Played convincingly by Hayden Christensen, Glass comes across as the kid you always hated in school: the clever, calculating one who got good grades by telling the teachers what they wanted to hear and then snickering behind their backs. Even more infuriating, he was often a genuinely talented student who nevertheless insisted on taking short-cuts to top his classmates. Glass had perfected the shtick. As he tells us in a voice-over, “If you’re a little bit humble, a little self-effacing or solicitous, you stand out.” You certainly do in the company of the driven, self-regarding Young Turks at TNR, each metaphorically waving a frantic hand to get the attention he craves.

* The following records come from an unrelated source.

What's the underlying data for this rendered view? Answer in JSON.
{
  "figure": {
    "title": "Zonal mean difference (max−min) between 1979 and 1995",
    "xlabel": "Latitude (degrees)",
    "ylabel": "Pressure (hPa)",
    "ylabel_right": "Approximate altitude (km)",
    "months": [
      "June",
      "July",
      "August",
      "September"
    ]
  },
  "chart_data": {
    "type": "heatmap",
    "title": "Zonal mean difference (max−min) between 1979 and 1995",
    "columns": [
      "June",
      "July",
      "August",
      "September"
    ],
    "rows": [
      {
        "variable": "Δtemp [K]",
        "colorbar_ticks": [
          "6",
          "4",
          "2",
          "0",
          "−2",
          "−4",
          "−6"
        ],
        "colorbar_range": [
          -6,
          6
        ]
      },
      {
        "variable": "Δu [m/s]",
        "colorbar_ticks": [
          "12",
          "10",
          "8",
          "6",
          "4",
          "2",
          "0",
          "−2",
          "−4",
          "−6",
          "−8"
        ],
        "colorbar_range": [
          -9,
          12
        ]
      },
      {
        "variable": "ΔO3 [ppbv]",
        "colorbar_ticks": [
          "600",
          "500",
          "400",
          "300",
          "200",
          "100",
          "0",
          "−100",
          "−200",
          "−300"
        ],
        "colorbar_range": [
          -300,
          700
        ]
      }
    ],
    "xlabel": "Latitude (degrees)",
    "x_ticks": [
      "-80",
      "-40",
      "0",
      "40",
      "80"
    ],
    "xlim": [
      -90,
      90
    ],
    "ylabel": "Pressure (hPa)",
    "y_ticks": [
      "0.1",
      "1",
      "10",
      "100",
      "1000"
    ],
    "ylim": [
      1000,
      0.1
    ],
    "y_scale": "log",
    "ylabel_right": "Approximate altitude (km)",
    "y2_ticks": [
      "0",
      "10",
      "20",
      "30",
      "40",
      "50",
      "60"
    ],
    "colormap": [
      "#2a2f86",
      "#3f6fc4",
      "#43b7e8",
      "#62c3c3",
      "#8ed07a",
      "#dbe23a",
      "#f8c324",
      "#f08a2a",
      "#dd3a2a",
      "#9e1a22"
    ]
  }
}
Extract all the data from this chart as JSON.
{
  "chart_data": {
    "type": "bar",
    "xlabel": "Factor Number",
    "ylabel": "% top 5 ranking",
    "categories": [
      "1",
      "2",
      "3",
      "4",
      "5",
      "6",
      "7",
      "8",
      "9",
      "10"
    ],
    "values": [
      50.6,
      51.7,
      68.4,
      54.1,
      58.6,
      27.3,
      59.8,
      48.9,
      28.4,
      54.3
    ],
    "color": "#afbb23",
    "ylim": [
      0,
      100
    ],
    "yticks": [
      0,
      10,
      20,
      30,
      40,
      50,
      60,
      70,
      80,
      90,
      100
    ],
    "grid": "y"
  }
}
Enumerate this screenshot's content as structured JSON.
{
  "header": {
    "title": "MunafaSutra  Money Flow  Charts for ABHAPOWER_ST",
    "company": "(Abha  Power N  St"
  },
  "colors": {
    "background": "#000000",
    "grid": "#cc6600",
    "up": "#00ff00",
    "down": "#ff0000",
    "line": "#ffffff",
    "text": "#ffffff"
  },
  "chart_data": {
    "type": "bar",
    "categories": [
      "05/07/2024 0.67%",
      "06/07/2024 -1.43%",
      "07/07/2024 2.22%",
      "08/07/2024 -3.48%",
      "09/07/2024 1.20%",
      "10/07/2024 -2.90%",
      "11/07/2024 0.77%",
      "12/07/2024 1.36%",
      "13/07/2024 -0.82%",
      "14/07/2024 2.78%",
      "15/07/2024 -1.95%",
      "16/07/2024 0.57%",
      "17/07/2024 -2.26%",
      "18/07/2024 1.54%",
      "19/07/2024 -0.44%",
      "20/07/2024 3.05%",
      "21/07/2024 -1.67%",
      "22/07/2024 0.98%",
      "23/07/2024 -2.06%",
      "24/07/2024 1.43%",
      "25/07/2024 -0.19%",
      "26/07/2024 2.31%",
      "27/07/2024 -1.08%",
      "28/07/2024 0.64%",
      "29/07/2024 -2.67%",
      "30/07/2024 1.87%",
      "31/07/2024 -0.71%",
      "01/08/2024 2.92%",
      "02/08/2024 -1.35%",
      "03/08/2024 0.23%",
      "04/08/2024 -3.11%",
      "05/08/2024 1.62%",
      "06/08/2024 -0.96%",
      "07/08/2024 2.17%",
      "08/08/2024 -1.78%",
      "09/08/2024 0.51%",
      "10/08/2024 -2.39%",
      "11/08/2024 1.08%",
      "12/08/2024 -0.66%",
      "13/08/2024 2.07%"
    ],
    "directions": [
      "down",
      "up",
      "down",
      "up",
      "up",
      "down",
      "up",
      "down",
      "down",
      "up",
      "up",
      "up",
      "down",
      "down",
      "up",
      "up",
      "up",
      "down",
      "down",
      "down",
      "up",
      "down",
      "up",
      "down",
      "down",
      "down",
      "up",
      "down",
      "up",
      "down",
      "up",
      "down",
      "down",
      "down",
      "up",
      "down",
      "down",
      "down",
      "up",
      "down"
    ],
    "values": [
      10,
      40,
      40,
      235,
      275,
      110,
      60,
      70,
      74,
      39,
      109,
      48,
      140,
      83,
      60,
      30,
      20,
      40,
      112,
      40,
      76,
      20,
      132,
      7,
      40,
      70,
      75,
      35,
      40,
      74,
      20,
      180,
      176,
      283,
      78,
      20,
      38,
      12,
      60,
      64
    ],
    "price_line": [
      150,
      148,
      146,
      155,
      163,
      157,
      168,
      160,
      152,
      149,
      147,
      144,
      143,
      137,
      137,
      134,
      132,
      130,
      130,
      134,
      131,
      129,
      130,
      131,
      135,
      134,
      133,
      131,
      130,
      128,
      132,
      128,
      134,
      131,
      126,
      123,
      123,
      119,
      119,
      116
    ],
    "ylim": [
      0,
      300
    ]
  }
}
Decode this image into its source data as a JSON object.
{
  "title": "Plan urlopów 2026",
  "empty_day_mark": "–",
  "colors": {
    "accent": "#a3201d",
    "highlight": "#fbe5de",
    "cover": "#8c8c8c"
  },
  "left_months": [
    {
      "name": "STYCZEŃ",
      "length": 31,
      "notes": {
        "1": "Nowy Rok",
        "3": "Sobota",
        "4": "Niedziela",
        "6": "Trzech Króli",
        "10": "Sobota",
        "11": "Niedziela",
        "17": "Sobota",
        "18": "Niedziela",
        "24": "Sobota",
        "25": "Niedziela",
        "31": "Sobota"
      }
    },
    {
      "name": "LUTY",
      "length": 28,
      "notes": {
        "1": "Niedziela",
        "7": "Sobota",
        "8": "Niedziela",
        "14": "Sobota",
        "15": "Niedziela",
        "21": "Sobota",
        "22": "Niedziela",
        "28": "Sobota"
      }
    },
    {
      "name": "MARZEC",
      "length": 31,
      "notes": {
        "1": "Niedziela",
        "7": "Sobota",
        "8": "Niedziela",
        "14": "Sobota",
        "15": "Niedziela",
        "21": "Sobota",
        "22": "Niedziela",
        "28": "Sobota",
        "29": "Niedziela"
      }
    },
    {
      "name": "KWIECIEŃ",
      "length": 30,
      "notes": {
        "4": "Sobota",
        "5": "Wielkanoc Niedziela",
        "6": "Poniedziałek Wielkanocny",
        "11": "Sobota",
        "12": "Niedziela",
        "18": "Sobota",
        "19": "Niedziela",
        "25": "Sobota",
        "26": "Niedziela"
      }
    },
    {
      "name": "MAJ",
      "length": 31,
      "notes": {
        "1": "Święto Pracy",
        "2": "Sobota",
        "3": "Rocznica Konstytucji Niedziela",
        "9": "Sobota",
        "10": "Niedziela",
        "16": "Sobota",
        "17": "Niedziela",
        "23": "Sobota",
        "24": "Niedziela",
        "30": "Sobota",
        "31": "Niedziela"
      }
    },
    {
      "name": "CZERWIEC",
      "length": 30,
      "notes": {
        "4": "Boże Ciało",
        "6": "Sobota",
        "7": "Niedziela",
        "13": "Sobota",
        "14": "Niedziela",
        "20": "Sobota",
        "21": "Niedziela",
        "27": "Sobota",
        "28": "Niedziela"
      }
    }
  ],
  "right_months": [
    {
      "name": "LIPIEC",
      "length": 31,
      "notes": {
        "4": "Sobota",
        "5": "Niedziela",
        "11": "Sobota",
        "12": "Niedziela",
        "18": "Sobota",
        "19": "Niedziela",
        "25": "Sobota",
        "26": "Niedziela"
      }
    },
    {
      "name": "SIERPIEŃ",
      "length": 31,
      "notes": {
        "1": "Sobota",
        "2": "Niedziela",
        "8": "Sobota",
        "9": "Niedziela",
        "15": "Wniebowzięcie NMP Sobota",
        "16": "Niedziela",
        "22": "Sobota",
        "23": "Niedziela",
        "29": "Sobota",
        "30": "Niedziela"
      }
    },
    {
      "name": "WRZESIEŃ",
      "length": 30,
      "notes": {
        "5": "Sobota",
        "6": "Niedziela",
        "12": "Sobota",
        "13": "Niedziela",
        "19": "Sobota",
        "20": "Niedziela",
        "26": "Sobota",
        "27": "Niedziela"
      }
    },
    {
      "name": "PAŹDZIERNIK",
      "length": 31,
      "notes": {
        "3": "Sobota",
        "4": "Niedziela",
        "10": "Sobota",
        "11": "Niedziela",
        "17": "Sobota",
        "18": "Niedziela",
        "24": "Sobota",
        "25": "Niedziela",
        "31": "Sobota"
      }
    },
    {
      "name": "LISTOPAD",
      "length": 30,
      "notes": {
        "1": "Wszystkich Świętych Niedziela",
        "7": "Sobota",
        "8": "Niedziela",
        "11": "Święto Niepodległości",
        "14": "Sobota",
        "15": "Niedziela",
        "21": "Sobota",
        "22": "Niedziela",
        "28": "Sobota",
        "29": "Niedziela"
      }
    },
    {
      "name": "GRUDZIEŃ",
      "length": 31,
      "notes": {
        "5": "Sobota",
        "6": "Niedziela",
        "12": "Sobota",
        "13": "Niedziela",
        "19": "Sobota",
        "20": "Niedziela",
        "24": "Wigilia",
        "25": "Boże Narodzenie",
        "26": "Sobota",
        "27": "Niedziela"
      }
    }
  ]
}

Among this crowd, Glass seems disarmingly modest about his ability. Asking a colleague to review his work, he says, “It’s the worst thing I’ve ever written.” Overheard talking to Vanity Fair, he shrugs and says, “It’s just probably nothing.” When called on his dishonesty, however, he turns petulant. “I feel really attacked. You’re supposed to support me,” he whines. Despite all this, Lane is so glumly self-righteous that my sympathies began to shift from Ray’s program. In the last scenes, Glass is alone in an empty classroom where he was supposed to address students at his former high school. Meanwhile, Lane is surrounded by his editorial staff, cheering him for having purged TNR of such a noxious infection. I am afraid I felt far more sympathy for Glass than I did for Lane. Publicly orchestrated rehabilitations always bring out the worst in me. And I admit I slipped into an unholy mood upon discovering that the New Republic’s website has been proudly touting Ray’s movie.